Y no lo digo yo, ojo.

Lo dicen los datos del Observatorio del Emprendimiento de España, que publica cada año varios informes del Estado del Arte en materia de emprendimiento (ES/PDF) en nuestro país.

En su estudio del año pasado, se puede observar cómo una de las principales razones para emprender de los españoles no era ni marcar una diferencia en el mundo, ni generar riqueza, ni tan siquiera continuar un negocio familiar.

Con el 74% tanto de las mujeres como los hombres emprendedores encuestados, el principal motivo de emprender no era otro que el de ganarse la vida porque el trabajo escasea.

razones emprender

Para colmo, está más que demostrado que el abrir un negocio cuando ese negocio no es vocacional supone aceptar una tasa de mortalidad (cierre del negocio) mucho mayor. En torno al doble o el triple, según el estudio que analices.

El ecosistema informativo emprendedor no ayuda

A todo esto júntale que, de nuevo, y debido al ya citado sesgo del superviviente, lo que nos llega desde fuera es mayoritariamente casos de éxito.

De hecho, esta misma mañana, justo antes de ponerme a escribir el guión de este programa, leía la pieza que publicaban por El Español hablando de cómo una profesora de matemáticas había dejado su trabajo para dedicarse íntegramente a OnlyFans:

Cecilia Sopeña deja de ser profesora para trabajar en Onlyfans: «Gano en un día lo mismo que en un mes».

El Español (ES)

Como ya expliqué en su día, lo llamativo (y, por tanto, lo noticiable) son esos casos de éxito.

¿La realidad?
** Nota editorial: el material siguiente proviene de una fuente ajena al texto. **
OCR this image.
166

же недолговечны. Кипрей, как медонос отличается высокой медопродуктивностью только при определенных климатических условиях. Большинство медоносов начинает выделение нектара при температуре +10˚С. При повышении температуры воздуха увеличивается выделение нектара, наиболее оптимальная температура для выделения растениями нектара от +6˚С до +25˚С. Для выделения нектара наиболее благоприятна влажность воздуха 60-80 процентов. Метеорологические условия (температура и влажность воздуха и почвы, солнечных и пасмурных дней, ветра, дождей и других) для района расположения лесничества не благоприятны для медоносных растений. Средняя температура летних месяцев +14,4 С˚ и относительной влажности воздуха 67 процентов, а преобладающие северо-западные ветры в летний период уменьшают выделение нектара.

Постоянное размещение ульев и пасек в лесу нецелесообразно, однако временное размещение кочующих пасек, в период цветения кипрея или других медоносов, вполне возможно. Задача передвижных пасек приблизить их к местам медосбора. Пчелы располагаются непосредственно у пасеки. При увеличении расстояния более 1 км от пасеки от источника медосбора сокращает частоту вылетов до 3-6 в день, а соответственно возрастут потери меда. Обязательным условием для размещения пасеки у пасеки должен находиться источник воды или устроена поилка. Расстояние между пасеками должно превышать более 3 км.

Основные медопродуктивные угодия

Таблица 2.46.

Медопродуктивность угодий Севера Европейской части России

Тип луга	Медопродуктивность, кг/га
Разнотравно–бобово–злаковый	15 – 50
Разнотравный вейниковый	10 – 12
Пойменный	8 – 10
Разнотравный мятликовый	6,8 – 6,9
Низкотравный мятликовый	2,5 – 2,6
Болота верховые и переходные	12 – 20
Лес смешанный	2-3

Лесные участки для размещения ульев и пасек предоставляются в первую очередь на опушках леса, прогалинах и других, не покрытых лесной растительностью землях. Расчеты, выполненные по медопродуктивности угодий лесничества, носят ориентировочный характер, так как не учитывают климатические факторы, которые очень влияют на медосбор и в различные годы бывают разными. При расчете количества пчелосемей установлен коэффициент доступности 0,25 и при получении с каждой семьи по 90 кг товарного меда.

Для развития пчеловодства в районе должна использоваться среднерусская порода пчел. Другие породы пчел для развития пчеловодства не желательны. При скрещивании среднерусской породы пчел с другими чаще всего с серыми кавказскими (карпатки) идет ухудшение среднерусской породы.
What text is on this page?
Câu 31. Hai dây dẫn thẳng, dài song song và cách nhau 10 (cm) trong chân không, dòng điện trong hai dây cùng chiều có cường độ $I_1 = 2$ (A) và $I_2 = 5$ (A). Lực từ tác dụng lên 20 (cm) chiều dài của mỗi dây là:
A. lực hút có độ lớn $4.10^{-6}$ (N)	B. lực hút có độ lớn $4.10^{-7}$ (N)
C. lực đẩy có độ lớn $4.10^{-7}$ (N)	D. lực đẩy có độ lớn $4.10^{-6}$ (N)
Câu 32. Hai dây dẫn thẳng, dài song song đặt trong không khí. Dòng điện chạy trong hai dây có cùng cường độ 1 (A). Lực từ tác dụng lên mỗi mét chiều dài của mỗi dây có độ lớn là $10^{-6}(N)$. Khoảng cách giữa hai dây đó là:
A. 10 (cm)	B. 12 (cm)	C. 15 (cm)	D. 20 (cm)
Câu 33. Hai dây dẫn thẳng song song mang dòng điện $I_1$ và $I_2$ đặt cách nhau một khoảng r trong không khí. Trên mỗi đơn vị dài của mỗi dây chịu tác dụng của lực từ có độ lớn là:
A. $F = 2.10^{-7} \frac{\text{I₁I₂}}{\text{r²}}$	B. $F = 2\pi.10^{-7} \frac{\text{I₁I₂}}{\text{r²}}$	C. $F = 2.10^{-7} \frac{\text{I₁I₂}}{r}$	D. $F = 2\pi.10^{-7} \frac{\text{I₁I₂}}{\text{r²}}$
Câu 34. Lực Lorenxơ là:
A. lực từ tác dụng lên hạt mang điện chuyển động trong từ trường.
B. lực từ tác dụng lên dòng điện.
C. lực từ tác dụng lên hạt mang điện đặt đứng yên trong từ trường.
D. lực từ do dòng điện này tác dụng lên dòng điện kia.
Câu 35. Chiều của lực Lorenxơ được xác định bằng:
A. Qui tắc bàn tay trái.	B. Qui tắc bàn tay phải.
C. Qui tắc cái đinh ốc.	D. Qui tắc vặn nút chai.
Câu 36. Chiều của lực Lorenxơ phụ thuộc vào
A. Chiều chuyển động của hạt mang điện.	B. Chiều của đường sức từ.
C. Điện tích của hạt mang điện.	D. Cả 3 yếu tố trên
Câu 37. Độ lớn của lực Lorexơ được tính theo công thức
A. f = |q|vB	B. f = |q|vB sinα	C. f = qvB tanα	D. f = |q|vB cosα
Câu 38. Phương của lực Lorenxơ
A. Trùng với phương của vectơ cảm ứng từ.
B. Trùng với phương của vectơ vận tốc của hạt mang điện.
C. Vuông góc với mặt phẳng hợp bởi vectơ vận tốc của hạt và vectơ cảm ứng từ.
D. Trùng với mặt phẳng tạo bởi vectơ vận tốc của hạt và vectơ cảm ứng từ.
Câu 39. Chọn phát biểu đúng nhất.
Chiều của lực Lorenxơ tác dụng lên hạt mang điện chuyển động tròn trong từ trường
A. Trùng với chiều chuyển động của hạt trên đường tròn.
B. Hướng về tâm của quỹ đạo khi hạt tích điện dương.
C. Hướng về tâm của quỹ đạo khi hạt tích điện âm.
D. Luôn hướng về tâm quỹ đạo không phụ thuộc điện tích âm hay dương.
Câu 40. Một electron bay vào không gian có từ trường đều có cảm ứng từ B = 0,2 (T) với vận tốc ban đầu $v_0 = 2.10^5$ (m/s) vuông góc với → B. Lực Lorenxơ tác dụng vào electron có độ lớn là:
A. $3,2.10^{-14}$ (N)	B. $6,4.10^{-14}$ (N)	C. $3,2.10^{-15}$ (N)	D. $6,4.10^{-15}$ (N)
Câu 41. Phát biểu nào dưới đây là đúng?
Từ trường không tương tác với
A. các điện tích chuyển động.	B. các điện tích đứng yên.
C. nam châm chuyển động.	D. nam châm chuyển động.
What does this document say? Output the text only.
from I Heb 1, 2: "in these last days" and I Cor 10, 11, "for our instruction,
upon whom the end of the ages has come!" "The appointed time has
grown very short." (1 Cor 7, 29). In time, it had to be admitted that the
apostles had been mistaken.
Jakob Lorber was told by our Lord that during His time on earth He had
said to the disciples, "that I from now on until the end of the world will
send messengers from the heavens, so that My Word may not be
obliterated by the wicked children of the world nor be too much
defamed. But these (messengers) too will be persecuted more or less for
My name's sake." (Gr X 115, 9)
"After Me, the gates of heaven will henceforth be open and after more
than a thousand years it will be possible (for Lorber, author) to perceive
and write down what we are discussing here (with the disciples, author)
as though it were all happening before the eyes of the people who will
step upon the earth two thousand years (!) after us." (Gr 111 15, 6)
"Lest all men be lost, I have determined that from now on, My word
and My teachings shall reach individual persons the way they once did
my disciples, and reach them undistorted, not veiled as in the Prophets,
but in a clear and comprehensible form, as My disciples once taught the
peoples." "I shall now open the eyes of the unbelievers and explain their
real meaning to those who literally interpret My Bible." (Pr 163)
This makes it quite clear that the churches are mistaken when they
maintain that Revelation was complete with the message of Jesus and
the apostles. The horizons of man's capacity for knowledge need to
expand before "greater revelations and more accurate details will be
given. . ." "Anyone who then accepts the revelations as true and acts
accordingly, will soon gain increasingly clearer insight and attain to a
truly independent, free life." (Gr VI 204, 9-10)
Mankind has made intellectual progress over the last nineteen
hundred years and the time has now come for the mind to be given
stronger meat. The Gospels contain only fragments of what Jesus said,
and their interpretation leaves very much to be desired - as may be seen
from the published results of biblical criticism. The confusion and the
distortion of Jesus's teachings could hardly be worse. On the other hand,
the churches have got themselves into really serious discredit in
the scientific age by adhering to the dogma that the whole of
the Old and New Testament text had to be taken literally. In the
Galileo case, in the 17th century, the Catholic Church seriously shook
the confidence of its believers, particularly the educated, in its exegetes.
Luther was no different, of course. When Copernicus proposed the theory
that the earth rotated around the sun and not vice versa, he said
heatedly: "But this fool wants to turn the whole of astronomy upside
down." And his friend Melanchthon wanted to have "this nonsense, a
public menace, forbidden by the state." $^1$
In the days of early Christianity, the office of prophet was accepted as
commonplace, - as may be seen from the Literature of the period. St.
Pues que la amplia mayoría de creadores de contenido, sea en OnlyFans, sea donde sean, no ganan prácticamente nada.

Que lo bonito, obviamente, es hablar de casos como ElRubius en Youtube, o Ibai con Twitch. De ese chef de prestigio internacional, o de aquel entrenador de fitness que digitalizó su negocio y ahora es millonario.

Pero tenemos que recordar que son una aguja en un pajar.

Algo a lo que, lamentablemente, nuestro cerebro no está preparado para asumir (nos quedamos con lo anecdótico antes que con lo rutinario, y somos muy malos analizando estadísticas).

Más aún si, como es mi caso, y el del resto de emprendedores, estamos viviendo (y, por tanto, viendo desde dentro) en ese mismo ecosistema.

Recordemos, por tanto, que:

  • El sesgo de supervivencia nos hace pensar que nuestro negocio sí va a triunfar donde otros han fracasado.
  • Y ese mismo sesgo empuja a la sociedad a quedarse con lo anecdótico (el éxito) y obviar la mediocridad.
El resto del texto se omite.